The court went on to identify certain classes of conduct which had been found to amount to constructive dismissal including “demotions, reductions in remuneration and benefits and changes in status, power and authority of the employee”.
The list is not exhaustive and in any case it is a matter of fact and degree whether the particular circumstances of each case meets the threshold of offending conduct such as to amount to termination of the employment contract.
The test is an objective one and not on how the individual employee has been affected, but whether any employee in similar circumstances could have considered that the employer meant to bring the contract to an end.
The court will have regard to the type of employment, the number of wrongful acts perpetrated by the employer, the intention of the employer as can be inferred from the words or actions and so on.
In the Courts’ case (above) the Court of Appeal found that the respondent had in fact been constructively dismissed on the basis that “the position and responsibilities of the respondent as relief and training manager were significantly different from her former post as branch manager”. This finding was made even though her salary and other benefits remained the same.
The decision of the appellant amounted to a unilateral change in the terms and conditions of the employment contract with the respondent and coupled with a lack of reassurance from her employer, the demotion in status and the uncertainty of her continued employment, she was therefore entitled to damages for wrongful dismissal.
Conversely in Tyrone Waithe v Caribbean Confection Co (1959) Ltd., unreported, after the sale of a company, the new owners required the appellant to punch a time clock, to possibly work on Christmas Eve and be paid wages on an hourly basis.

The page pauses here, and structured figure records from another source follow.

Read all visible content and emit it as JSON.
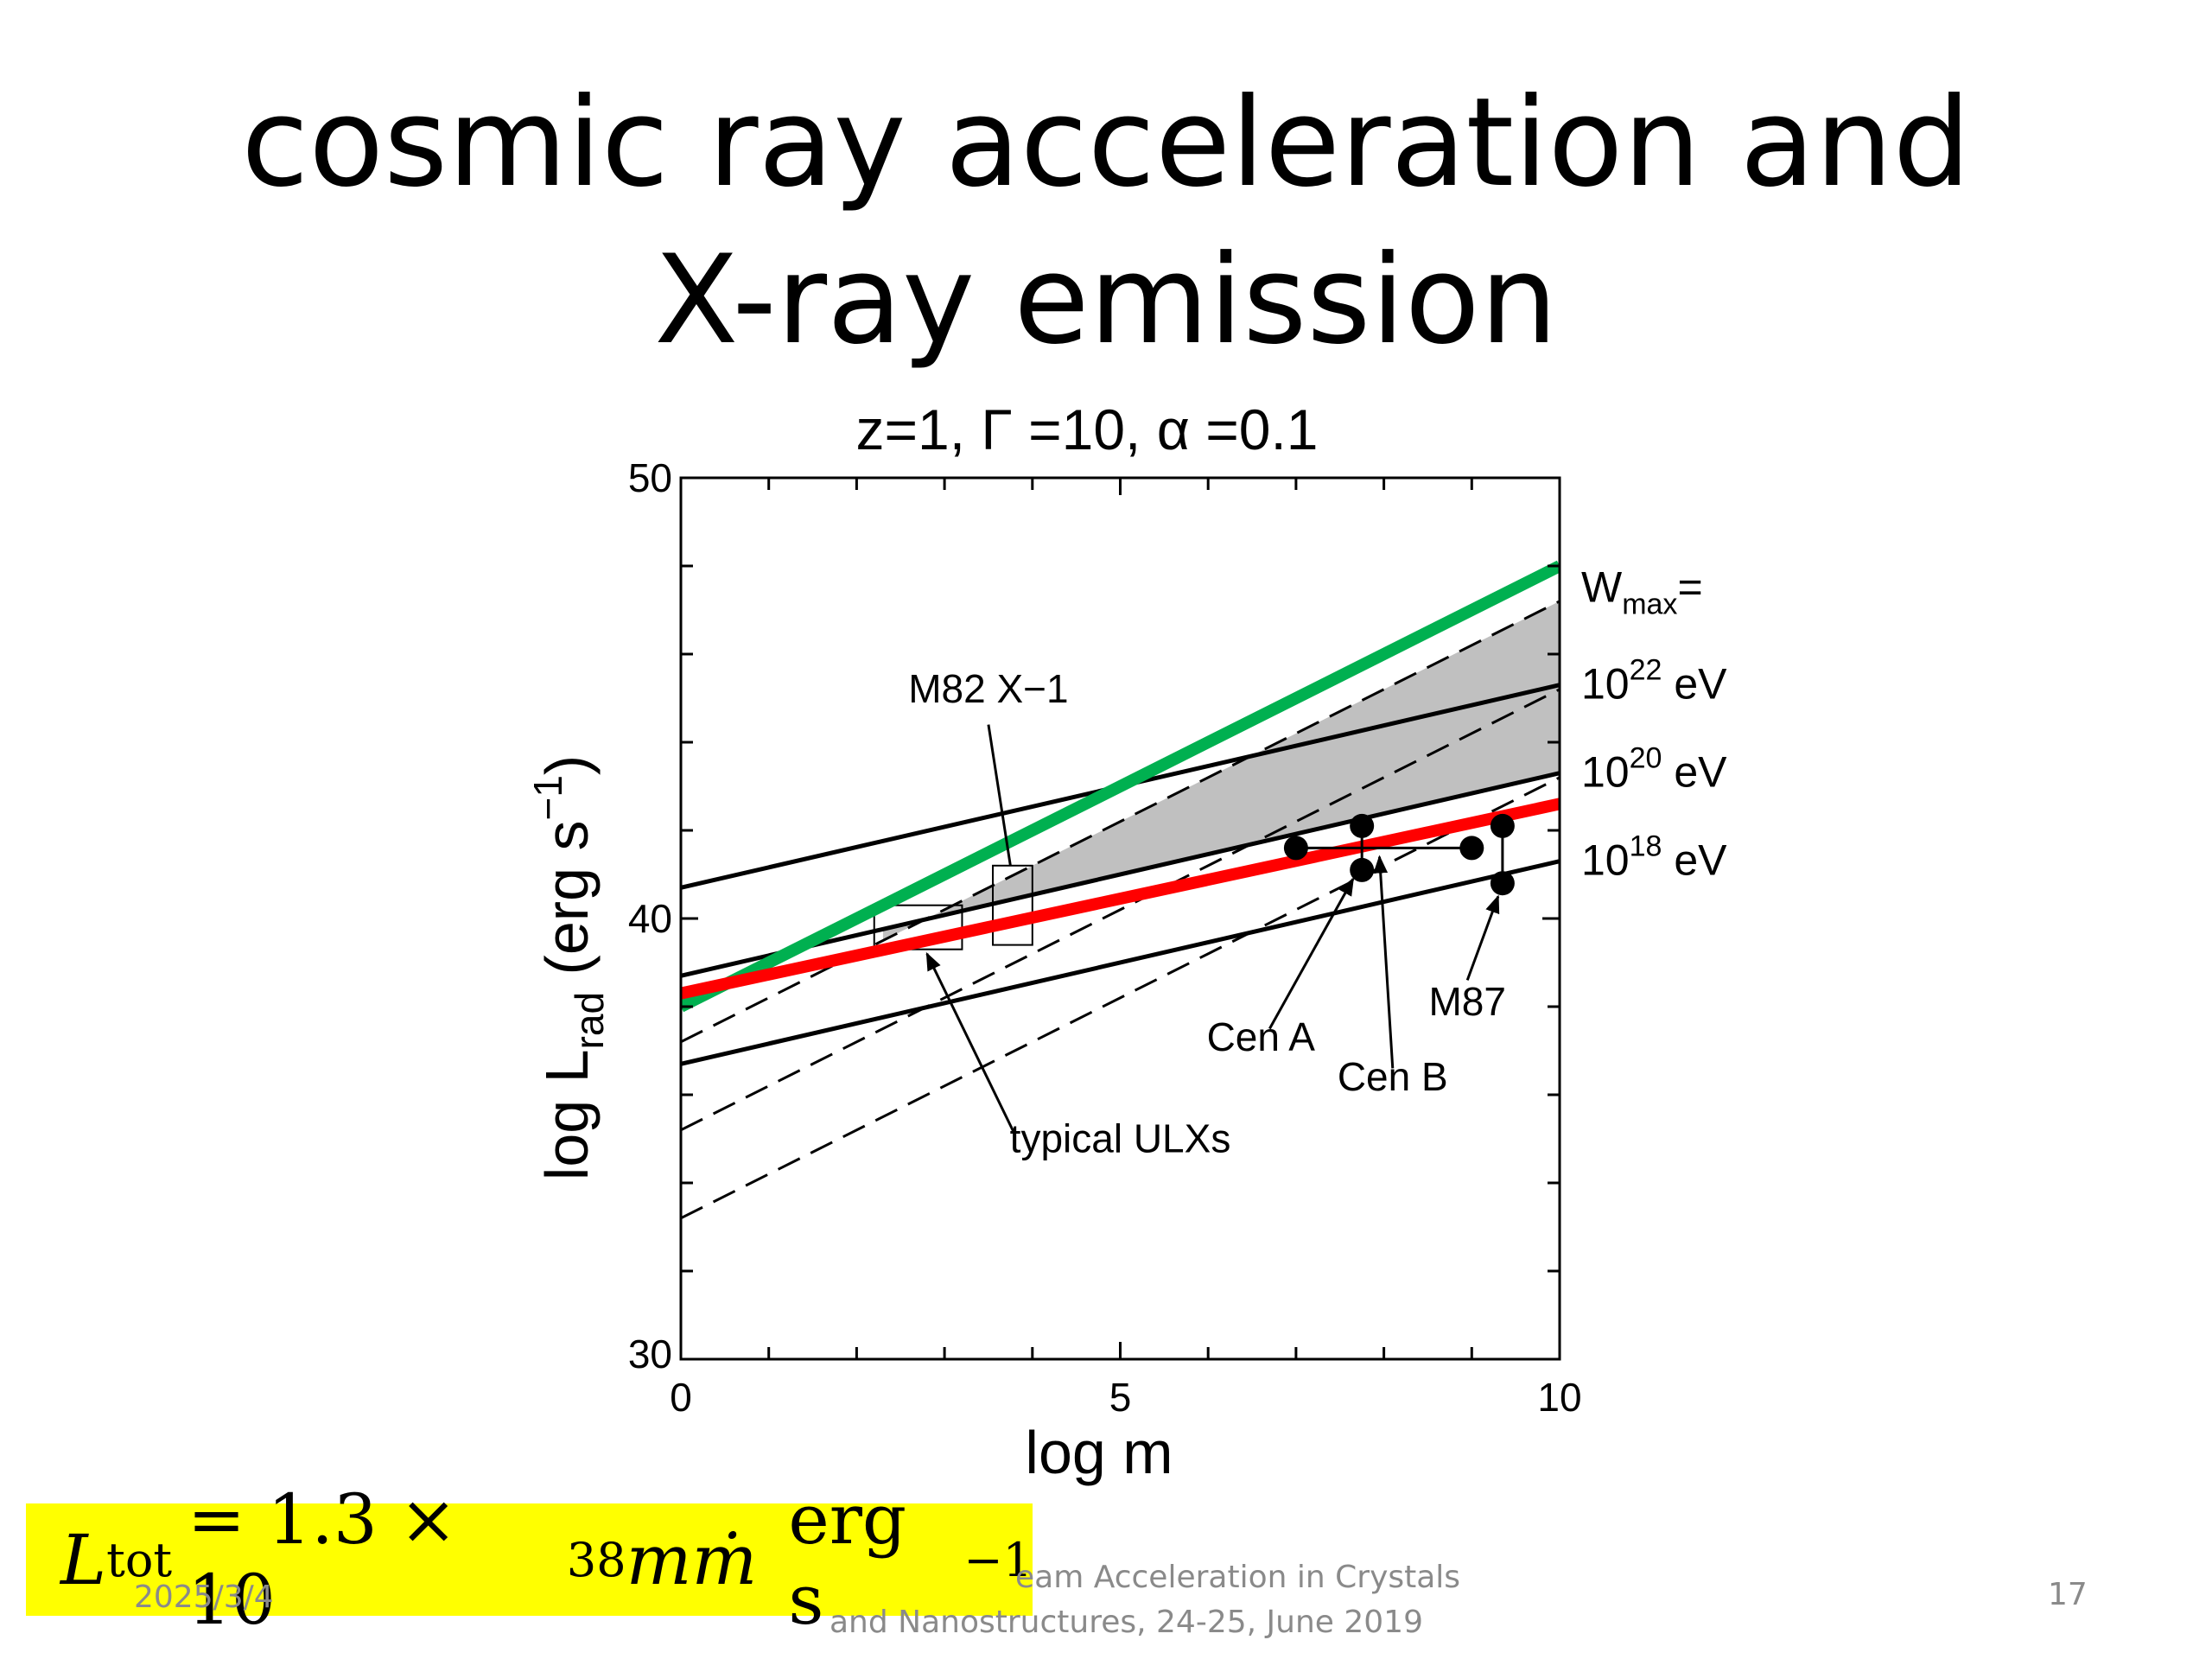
{
  "slide": {
    "title_line1": "cosmic ray acceleration and",
    "title_line2": "X-ray emission",
    "footer_date": "2025/3/4",
    "footer_center_line1": "eam Acceleration in Crystals",
    "footer_center_line2": "and Nanostructures, 24-25, June 2019",
    "page_number": "17",
    "formula": {
      "lhs": "L",
      "lhs_sub": "tot",
      "rhs_prefix": "= 1.3 × 10",
      "rhs_exp": "38",
      "rhs_var": "mṁ",
      "unit": "erg s",
      "unit_exp": "−1"
    }
  },
  "chart_data": {
    "type": "line",
    "title": "z=1,  Γ =10,  α =0.1",
    "xlabel": "log m",
    "ylabel": "log L",
    "ylabel_sub": "rad",
    "ylabel_unit": "(erg s",
    "ylabel_unit_exp": "−1",
    "ylabel_unit_close": ")",
    "xlim": [
      0,
      10
    ],
    "ylim": [
      30,
      50
    ],
    "xticks_labeled": [
      0,
      5,
      10
    ],
    "yticks_labeled": [
      30,
      40,
      50
    ],
    "xminor_step": 1,
    "yminor_step": 2,
    "grid": false,
    "lines": [
      {
        "style": "solid",
        "color": "#000000",
        "x": [
          0,
          10
        ],
        "y": [
          40.7,
          45.3
        ]
      },
      {
        "style": "solid",
        "color": "#000000",
        "x": [
          0,
          10
        ],
        "y": [
          38.7,
          43.3
        ]
      },
      {
        "style": "solid",
        "color": "#000000",
        "x": [
          0,
          10
        ],
        "y": [
          36.7,
          41.3
        ]
      },
      {
        "style": "dashed",
        "color": "#000000",
        "x": [
          0,
          10
        ],
        "y": [
          37.2,
          47.2
        ]
      },
      {
        "style": "dashed",
        "color": "#000000",
        "x": [
          0,
          10
        ],
        "y": [
          35.2,
          45.2
        ]
      },
      {
        "style": "dashed",
        "color": "#000000",
        "x": [
          0,
          10
        ],
        "y": [
          33.2,
          43.2
        ]
      },
      {
        "style": "thick",
        "color": "#00b050",
        "x": [
          0,
          10
        ],
        "y": [
          38.0,
          48.0
        ]
      },
      {
        "style": "thick",
        "color": "#ff0000",
        "x": [
          0,
          10
        ],
        "y": [
          38.3,
          42.6
        ]
      }
    ],
    "shaded_region": {
      "color": "#c0c0c0",
      "x": [
        2.3,
        10,
        10,
        2.3
      ],
      "y": [
        39.5,
        47.2,
        43.3,
        39.8
      ]
    },
    "boxes": [
      {
        "x0": 2.2,
        "x1": 3.2,
        "y0": 39.3,
        "y1": 40.3
      },
      {
        "x0": 3.55,
        "x1": 4.0,
        "y0": 39.4,
        "y1": 41.2
      }
    ],
    "points": [
      {
        "x": 7.0,
        "y": 41.6
      },
      {
        "x": 7.75,
        "y": 42.1
      },
      {
        "x": 7.75,
        "y": 41.1
      },
      {
        "x": 9.0,
        "y": 41.6
      },
      {
        "x": 9.35,
        "y": 42.1
      },
      {
        "x": 9.35,
        "y": 40.8
      }
    ],
    "point_links": [
      {
        "x": [
          7.0,
          7.75
        ],
        "y": [
          41.6,
          41.6
        ]
      },
      {
        "x": [
          7.75,
          7.75
        ],
        "y": [
          42.1,
          41.1
        ]
      },
      {
        "x": [
          7.75,
          9.0
        ],
        "y": [
          41.6,
          41.6
        ]
      },
      {
        "x": [
          9.35,
          9.35
        ],
        "y": [
          42.1,
          40.8
        ]
      }
    ],
    "annotations": [
      {
        "text": "M82 X−1",
        "x": 3.5,
        "y": 44.9,
        "ax": 3.5,
        "ay": 44.4,
        "tx": 3.75,
        "ty": 41.2,
        "arrow": false
      },
      {
        "text": "typical ULXs",
        "x": 5.0,
        "y": 34.7,
        "ax": 3.8,
        "ay": 35.1,
        "tx": 2.8,
        "ty": 39.2,
        "arrow": true
      },
      {
        "text": "Cen A",
        "x": 6.6,
        "y": 37.0,
        "ax": 6.7,
        "ay": 37.5,
        "tx": 7.65,
        "ty": 40.9,
        "arrow": true
      },
      {
        "text": "Cen B",
        "x": 8.1,
        "y": 36.1,
        "ax": 8.1,
        "ay": 36.6,
        "tx": 7.95,
        "ty": 41.4,
        "arrow": true
      },
      {
        "text": "M87",
        "x": 8.95,
        "y": 37.8,
        "ax": 8.95,
        "ay": 38.6,
        "tx": 9.3,
        "ty": 40.5,
        "arrow": true
      }
    ],
    "right_labels": [
      {
        "base": "W",
        "sub": "max",
        "after": "=",
        "y": 47.5
      },
      {
        "base": "10",
        "sup": "22",
        "after": " eV",
        "y": 45.3
      },
      {
        "base": "10",
        "sup": "20",
        "after": " eV",
        "y": 43.3
      },
      {
        "base": "10",
        "sup": "18",
        "after": " eV",
        "y": 41.3
      }
    ]
  }
}
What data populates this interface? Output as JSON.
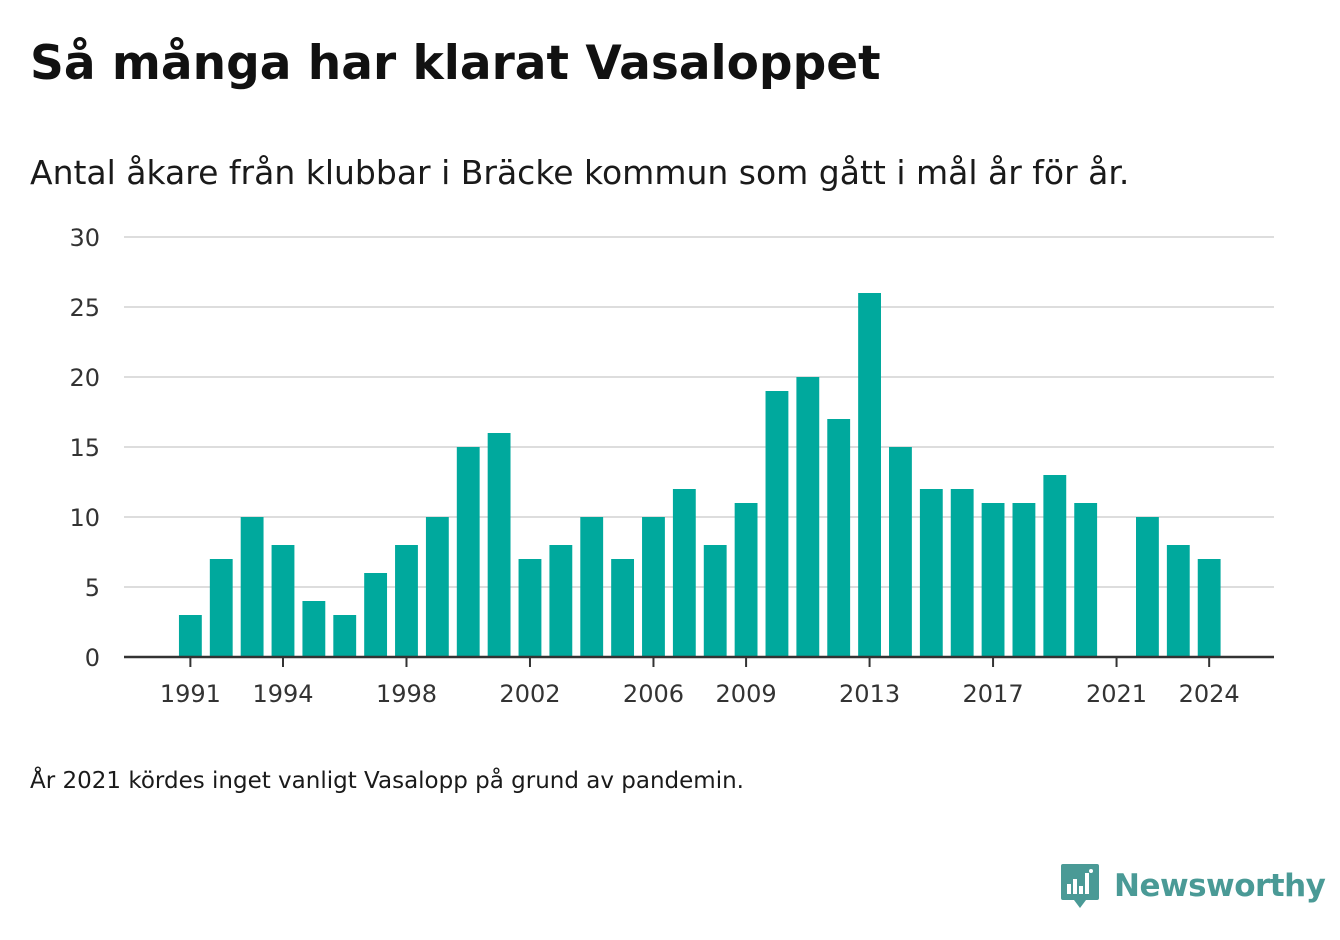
{
  "header": {
    "title": "Så många har klarat Vasaloppet",
    "subtitle": "Antal åkare från klubbar i Bräcke kommun som gått i mål år för år."
  },
  "footnote": "År 2021 kördes inget vanligt Vasalopp på grund av pandemin.",
  "brand": {
    "name": "Newsworthy",
    "icon": "newsworthy-logo-icon"
  },
  "colors": {
    "bar": "#00a99d",
    "grid": "#dddddd",
    "axis": "#333333",
    "brand": "#4a9a96"
  },
  "chart_data": {
    "type": "bar",
    "title": "Så många har klarat Vasaloppet",
    "subtitle": "Antal åkare från klubbar i Bräcke kommun som gått i mål år för år.",
    "xlabel": "",
    "ylabel": "",
    "ylim": [
      0,
      30
    ],
    "yticks": [
      0,
      5,
      10,
      15,
      20,
      25,
      30
    ],
    "xticks": [
      1991,
      1994,
      1998,
      2002,
      2006,
      2009,
      2013,
      2017,
      2021,
      2024
    ],
    "xlim": [
      1988.85,
      2026.1
    ],
    "grid": true,
    "legend": "none",
    "x": [
      1991,
      1992,
      1993,
      1994,
      1995,
      1996,
      1997,
      1998,
      1999,
      2000,
      2001,
      2002,
      2003,
      2004,
      2005,
      2006,
      2007,
      2008,
      2009,
      2010,
      2011,
      2012,
      2013,
      2014,
      2015,
      2016,
      2017,
      2018,
      2019,
      2020,
      2021,
      2022,
      2023,
      2024
    ],
    "values": [
      3,
      7,
      10,
      8,
      4,
      3,
      6,
      8,
      10,
      15,
      16,
      7,
      8,
      10,
      7,
      10,
      12,
      8,
      11,
      19,
      20,
      17,
      26,
      15,
      12,
      12,
      11,
      11,
      13,
      11,
      null,
      10,
      8,
      7
    ]
  }
}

He alleged that these requirements were fundamental changes to his employment contract but the Court of Appeal disagreed.
The Court stated: “Management is entitled to make changes in plant-level operations in order to maximise productivity and promote efficiencies. Management must be allowed the prerogative to reorganise processes of production in the interest of efficiency provided, of course, that such reorganisation does not strike fundamentally at the heart of the employment relationship.”
The new owners could not be “fettered in their decision to improve inefficiencies and reduce the opportunity for cheating the system”.